Authors: Sarah Pittman, Carlo Dade and Martha Hall Findlay
As Canada enters more free trade agreements abroad, internal trade at home remains anything but free. Despite various internal trade agreements (and despite recent efforts on the part of some provinces, particularly Alberta and Manitoba, unilaterally reducing their internal trade barriers), progress on an open internal market in Canada has been slow. So slow, in fact, that Bank of Canada Governor Stephen Poloz, at a recent armchair chat, called them “absurd.”
Barriers that remain create inefficiencies that create costs for businesses, consumers and taxpayers; limit overall economic activity and growth; and impede businesses’ achievement of economies of scale through access to a whole-of-Canada market. These in turn limit our global competitiveness, which reduces export and investment opportunities and makes Canada less attractive for both domestic and foreign investment. Finally, internal barriers harm Canadian social and political cohesion.
Yet political promises, including during the recent federal election campaign, miss the point of what has worked, what has not, and what can be done to finally make progress; it is time to be bold.
This report does not attempt to repeat the already extensive work done reviewing the specific barriers themselves (see Appendix A, Bibliography).

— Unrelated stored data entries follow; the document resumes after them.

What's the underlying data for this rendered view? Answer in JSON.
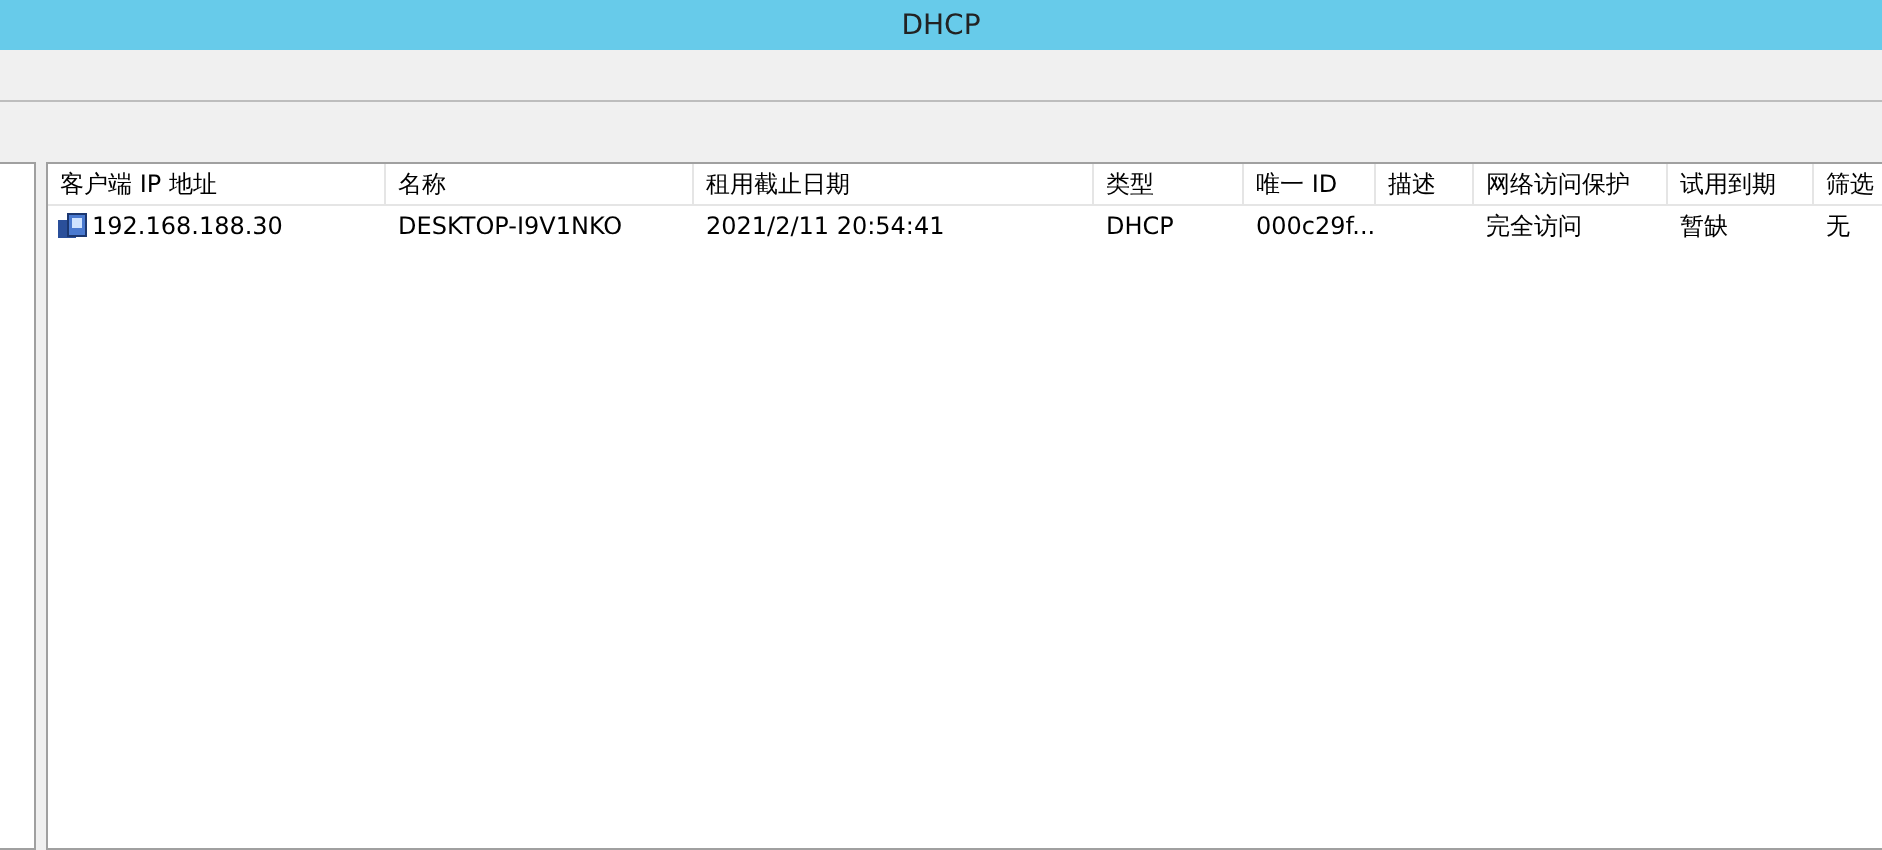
{
  "window": {
    "title": "DHCP"
  },
  "table": {
    "columns": [
      "客户端 IP 地址",
      "名称",
      "租用截止日期",
      "类型",
      "唯一 ID",
      "描述",
      "网络访问保护",
      "试用到期",
      "筛选"
    ],
    "rows": [
      {
        "cells": [
          "192.168.188.30",
          "DESKTOP-I9V1NKO",
          "2021/2/11 20:54:41",
          "DHCP",
          "000c29f...",
          "",
          "完全访问",
          "暂缺",
          "无"
        ],
        "selected": false
      }
    ]
  }
}
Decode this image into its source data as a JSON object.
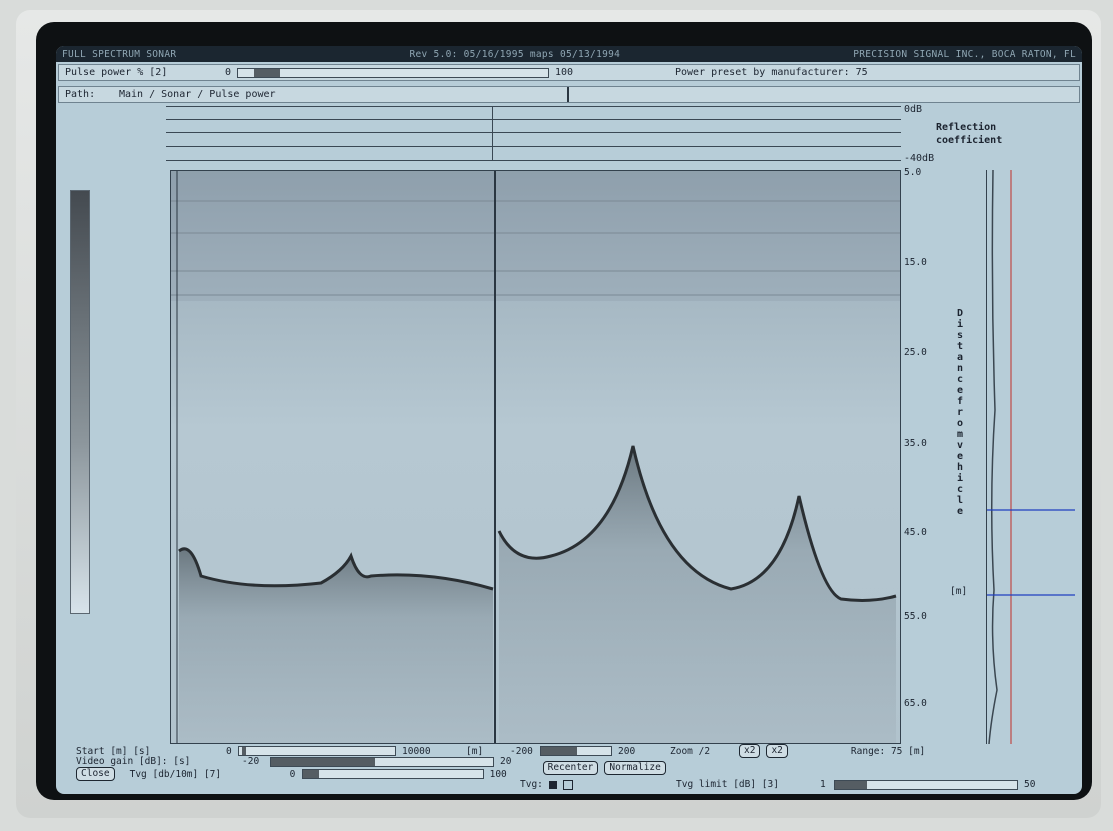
{
  "header": {
    "app_title": "FULL SPECTRUM SONAR",
    "revision": "Rev 5.0: 05/16/1995 maps 05/13/1994",
    "company": "PRECISION SIGNAL INC., BOCA RATON, FL"
  },
  "pulse_power": {
    "label": "Pulse power % [2]",
    "min": "0",
    "max": "100",
    "value_pct": 5,
    "preset_text": "Power preset by manufacturer: 75"
  },
  "path": {
    "label": "Path:",
    "value": "Main / Sonar / Pulse power"
  },
  "reflection": {
    "top_label": "0dB",
    "bottom_label": "-40dB",
    "title": "Reflection coefficient"
  },
  "depth_axis": {
    "ticks": [
      "5.0",
      "15.0",
      "25.0",
      "35.0",
      "45.0",
      "55.0",
      "65.0"
    ],
    "title": "Distance from vehicle",
    "unit": "[m]"
  },
  "controls": {
    "start_label": "Start [m] [s]",
    "start_min": "0",
    "start_max": "10000",
    "start_value_pct": 2,
    "m_unit": "[m]",
    "pan_min": "-200",
    "pan_max": "200",
    "pan_value_pct": 50,
    "zoom_label": "Zoom /2",
    "zoom_out": "x2",
    "zoom_in": "x2",
    "range_label": "Range: 75 [m]",
    "gain_label": "Video gain [dB]: [s]",
    "gain_min": "-20",
    "gain_max": "20",
    "gain_value_pct": 50,
    "tvg_label": "Tvg [db/10m] [7]",
    "tvg_min": "0",
    "tvg_max": "100",
    "tvg_value_pct": 8,
    "close_button": "Close",
    "recenter_button": "Recenter",
    "normalize_button": "Normalize",
    "tvg_toggle_label": "Tvg:",
    "tvg_limit_label": "Tvg limit [dB] [3]",
    "tvg_limit_min": "1",
    "tvg_limit_max": "50",
    "tvg_limit_value_pct": 8
  },
  "colors": {
    "screen_bg": "#b7cdd8",
    "trace_red": "#c03028",
    "trace_blue": "#2040c0"
  }
}
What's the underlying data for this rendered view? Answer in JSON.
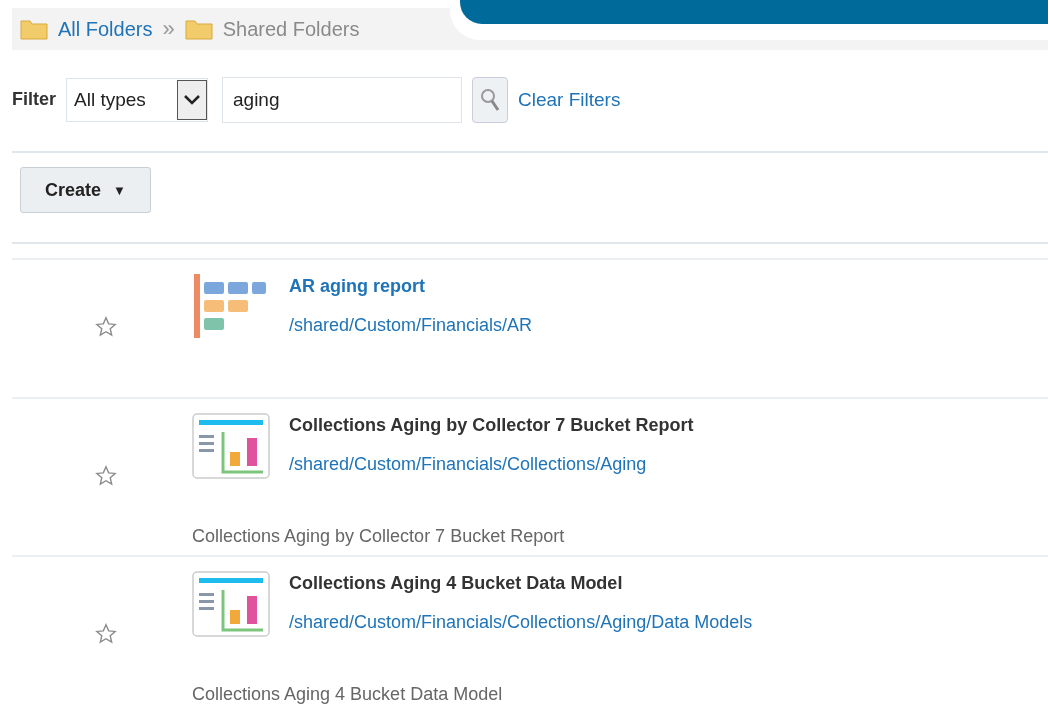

And although the solution will require co-operation among the federal government and all the provincial and territorial governments, we focus our attention on what the federal government can – and should – do.
The problem of internal trade cannot be solved by the federal government alone. Indeed, some provinces are taking bold steps forward. Success will require effort from the federal, provincial and territorial governments, with the provincial and territorial governments playing key roles. However, strong, well-funded action by the federal government will encourage the remaining provincial and territorial action.